Les chiffres officiels de cette répression font état de trois morts et, pour préserver cette version, la presse est interdite sur les lieux du massacre.

Les photos exceptionnelles d’Elie Kagan, prises clandestinement par ce photographe, seul témoin à avoir immortalisé les Algériens ensanglantés, révèlent pourtant l’ampleur du drame dans cette nuit tragique.

Le bilan est très lourd : 12 000 à 15 000 manifestants interpellés, dont 3 000 sont arrêtés et internés au palais des Sports, au parc des Expositions, au stade de Pierre-de-Coubertin et au parc de Vincennes. A leur arrivée dans ces camps, les manifestants sont systématiquement battus. Dans l’enceinte de ces lieux d’internements, certains sont exécutés et de nombreux hommes succombent des suites de leurs blessures, rapportent de nombreux témoignages.

De plus, 1500 Algériens sont refoulés vers l’Algérie dans des camps de concentration et entre 300 à 400 manifestants sont morts par balles, par coups de crosse ou par noyade dans la Seine. On dénombre en outre 2400 blessés et 400 disparus suite à cette féroce répression policière.

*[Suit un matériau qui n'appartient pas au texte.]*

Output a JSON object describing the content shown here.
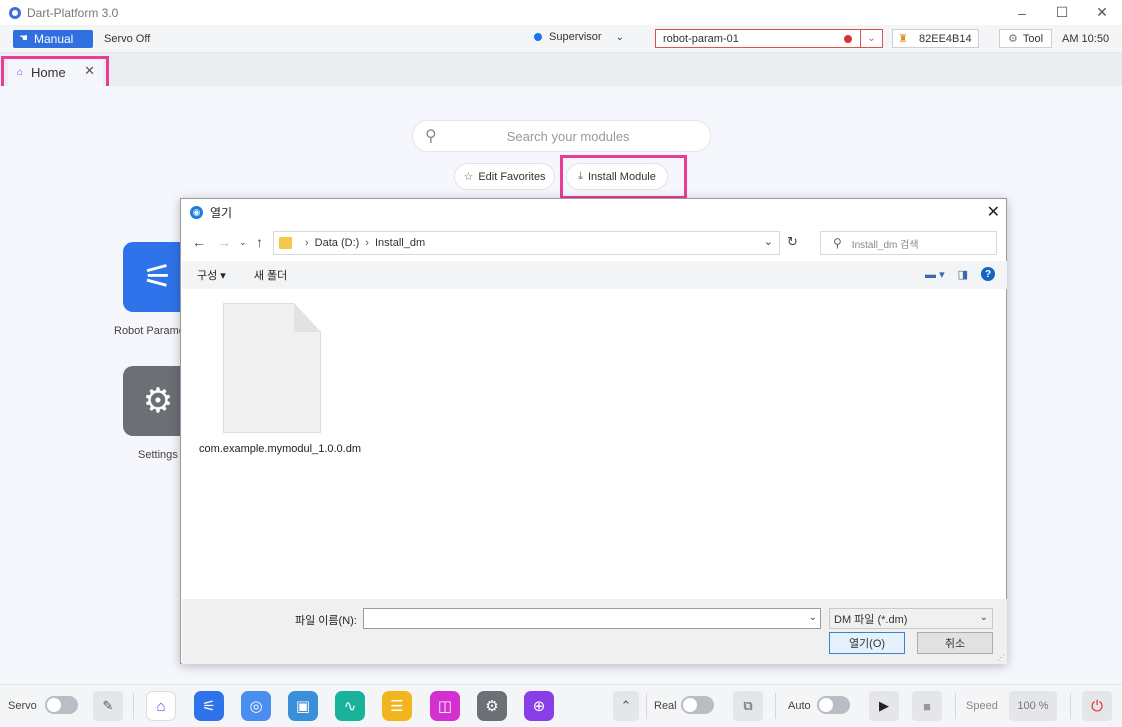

Pour de nombreux historiens, la violence extrême dont furent victimes les Algériens, manifestant pacifiquement pour leur dignité et pour l’indépendance de leur pays, a certes atteint son paroxysme en ce jour du 17 octobre 1961, mais n’était pas nouvelle, puisqu’ils étaient déjà la cible depuis plusieurs semaines déjà, de répressions sanglantes et arbitraires, menées par les « équipes spéciales » organisées, hors de toute légalité, par Maurice Papon pour terroriser les Algériens en France.

En cette période dramatique, des négociations sont en cours entre le Gouvernement provisoire de la République algérienne (GPRA) et la France, devant conduire au recouvrement de l’indépendance de l’Algérie.

De Gaulle souhaitait être en position de force dans les discussions qui achoppaient sur la question du Sahara, la France contestant la souveraineté du futur Etat algérien sur cette région.

Il démet de ses fonctions le garde des Sceaux, Edmond Michelet, favorable à des négociations avec le FLN, cédant ainsi à la pression de son Premier ministre Michel Debré, profondément partisan de l’Algérie française. En renvoyant Edmond Michelet, il signifia alors qu’il acceptait le durcissement de la répression contre les Algériens. Celle-ci ne tarda pas à se déployer avec une rare violence.

Les jours qui suivirent furent encore plus sanglants. Une répression féroce s’abattit sur les Algériens. Arrestations massives, exécutions sommaires, tortures et déportations deviendront leur lot quotidien à Paris et sa banlieue.

Depuis, une chape de plomb pèse sur cette page douloureuse de la guerre de libération sciemment occultée par la France. Une censure étatique est imposée pour voiler honteusement ces massacres comme tant d’autres drames commis lors de toute la période coloniale.

Les actions menées par des associations et collectifs pour rétablir la vérité et faire reconnaître ces massacres comme un « crime d’Etat », se multiplient depuis quelques années pour que la vérité et la justice retrouvent leur place dans la mémoire collective.

Ces actions exigent aussi que la liberté d’accès aux archives soit « effective pour tous », historiens et citoyens et que la recherche historique sur ces questions soit encouragée « dans un cadre franco-algérien, international et indépendant ».

La France refuse d’accéder à ces exigences. A ce jour, les massacres du 17 octobre 1961 n’ont fait l’objet d’aucune reconnaissance officielle. Cette réticence témoigne de ce que l’histoire de la colonisation reste à réécrire, estiment des historiens.